The A-side of Phoenix opens with Blind Eye that has a short ambient intro before the raging guitars come in and the drums start pummelling away at your brain, making sure there is nothing left, they ponder if things will get better before they die or not, will those walls come tumbling down or will we be stuck in the same failing system.
Watch & Wait the hardcore apocalypse is coming, you'd better watch out or rise above the despair, trigger happy drumming driving home the point they are making, it builds with fusillades of guitar and bass intensity.
Hedonism is one of the things they might actually be in favour of, this keeps us the speedy thrashy guitars and surging bass lines to indicate just how hedonistic they want to become.

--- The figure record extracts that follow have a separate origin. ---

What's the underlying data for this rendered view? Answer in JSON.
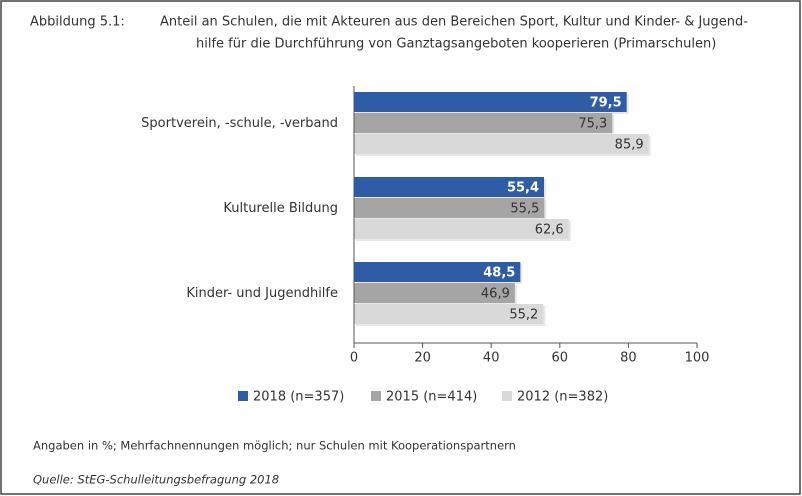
{
  "chart_data": {
    "type": "hbar",
    "figure_label": "Abbildung 5.1:",
    "title_lines": [
      "Anteil an Schulen, die mit Akteuren aus den Bereichen Sport, Kultur und Kinder- & Jugend-",
      "hilfe für die Durchführung von Ganztagsangeboten kooperieren (Primarschulen)"
    ],
    "categories": [
      "Sportverein, -schule, -verband",
      "Kulturelle Bildung",
      "Kinder- und Jugendhilfe"
    ],
    "series": [
      {
        "name": "2018 (n=357)",
        "color": "#2e5ca6",
        "label_color": "#ffffff",
        "values": [
          79.5,
          55.4,
          48.5
        ],
        "value_labels": [
          "79,5",
          "55,4",
          "48,5"
        ]
      },
      {
        "name": "2015 (n=414)",
        "color": "#a5a5a5",
        "label_color": "#333333",
        "values": [
          75.3,
          55.5,
          46.9
        ],
        "value_labels": [
          "75,3",
          "55,5",
          "46,9"
        ]
      },
      {
        "name": "2012 (n=382)",
        "color": "#d9d9d9",
        "label_color": "#333333",
        "values": [
          85.9,
          62.6,
          55.2
        ],
        "value_labels": [
          "85,9",
          "62,6",
          "55,2"
        ]
      }
    ],
    "xlim": [
      0,
      100
    ],
    "xticks": [
      0,
      20,
      40,
      60,
      80,
      100
    ],
    "note": "Angaben in %; Mehrfachnennungen möglich; nur Schulen mit Kooperationspartnern",
    "source": "Quelle: StEG-Schulleitungsbefragung 2018"
  }
}
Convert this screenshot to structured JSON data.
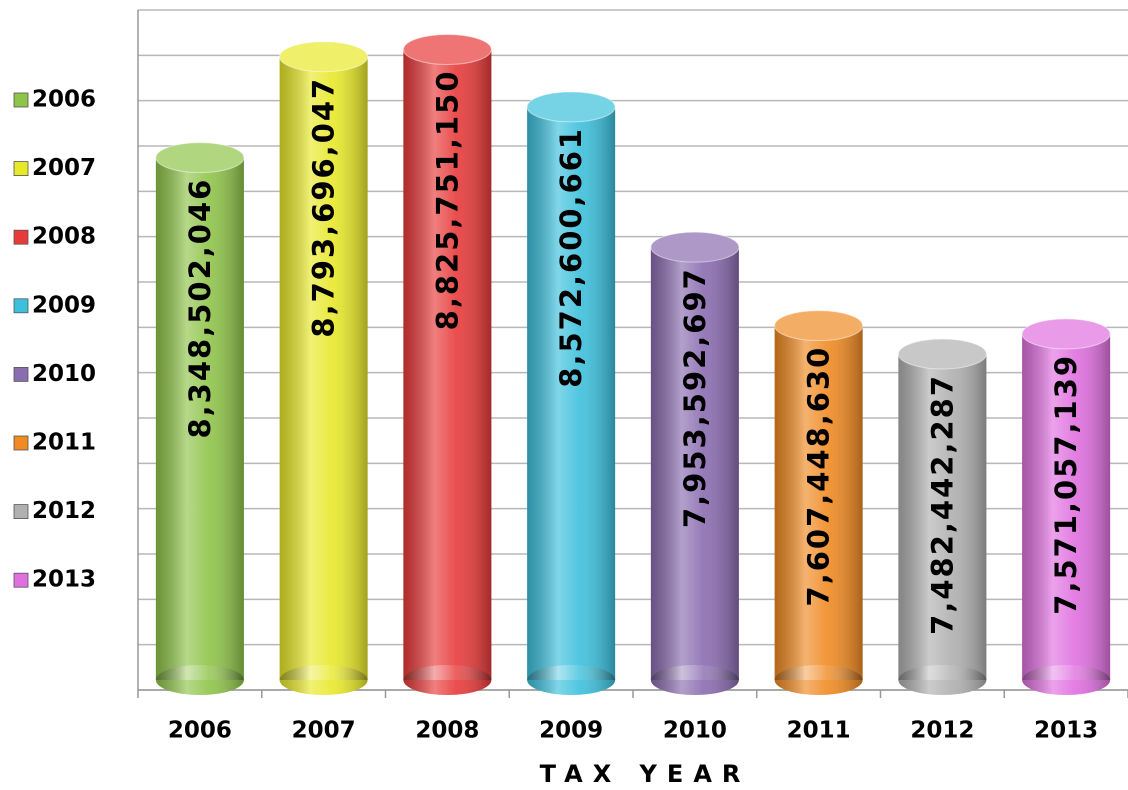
{
  "chart_data": {
    "type": "bar",
    "axis_label": "TAX YEAR",
    "categories": [
      "2006",
      "2007",
      "2008",
      "2009",
      "2010",
      "2011",
      "2012",
      "2013"
    ],
    "values": [
      8348502046,
      8793696047,
      8825751150,
      8572600661,
      7953592697,
      7607448630,
      7482442287,
      7571057139
    ],
    "value_labels": [
      "8,348,502,046",
      "8,793,696,047",
      "8,825,751,150",
      "8,572,600,661",
      "7,953,592,697",
      "7,607,448,630",
      "7,482,442,287",
      "7,571,057,139"
    ],
    "colors": [
      "#8fc44a",
      "#e8e82a",
      "#e83a3a",
      "#3cc0dc",
      "#8a6cb0",
      "#f08a22",
      "#b0b0b0",
      "#e070e0"
    ],
    "ylim": [
      6000000000,
      9000000000
    ],
    "yticks": [
      6000000000,
      6200000000,
      6400000000,
      6600000000,
      6800000000,
      7000000000,
      7200000000,
      7400000000,
      7600000000,
      7800000000,
      8000000000,
      8200000000,
      8400000000,
      8600000000,
      8800000000,
      9000000000
    ],
    "grid": true,
    "legend": "left"
  }
}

Computerage is probably the bands most prescient song, about the coming of the Computerage and how it would turn into a curse more than a blessing, machines take over everything running our lives, we would become slaves to those machines with far too much knowledge available making it impossible to filter the dangerous stuff out.
Eye To Eye has nothing to do with contact, but the lack of future they feel, they want to find a way to get agreement on the best way forwards, over furious drumming and those guitars that never give up.
The B-side opens with Rules a full on thrashy rant against so many pointless rules strangling us all, making us feel bad for doing things that humans normally do, this is a problem that has only grown in the intervening years.
American Dream is it something we should aspire to or despise, the American Way seems so brutal, is this a dream worth living.
Doomsday Plus One how have we survived the end of everything and how will we re-build after doomsday, the distinctly deathly bassline with guitars firing off from them, cries of freedom and hopes that life will go on and on without need for another pressure drop.
Summer has come, does it mean they are finally happy, of course not, the drums seem to fly around the speakers as tears cascade at all the horrors they see around them, at what's happening to the earth. The pain and distress feel like summer to them.
Dark & Lonely has almost folk guitar with the bass at the forefront on the intro before those raging guitars an drums come back in, to instil all the Dark & Lonely things they feel in just one 24 hour period, what has made you so sad and lonely, who wouldn't talk to you, why do you feel so abandoned, is it being reflected back to you.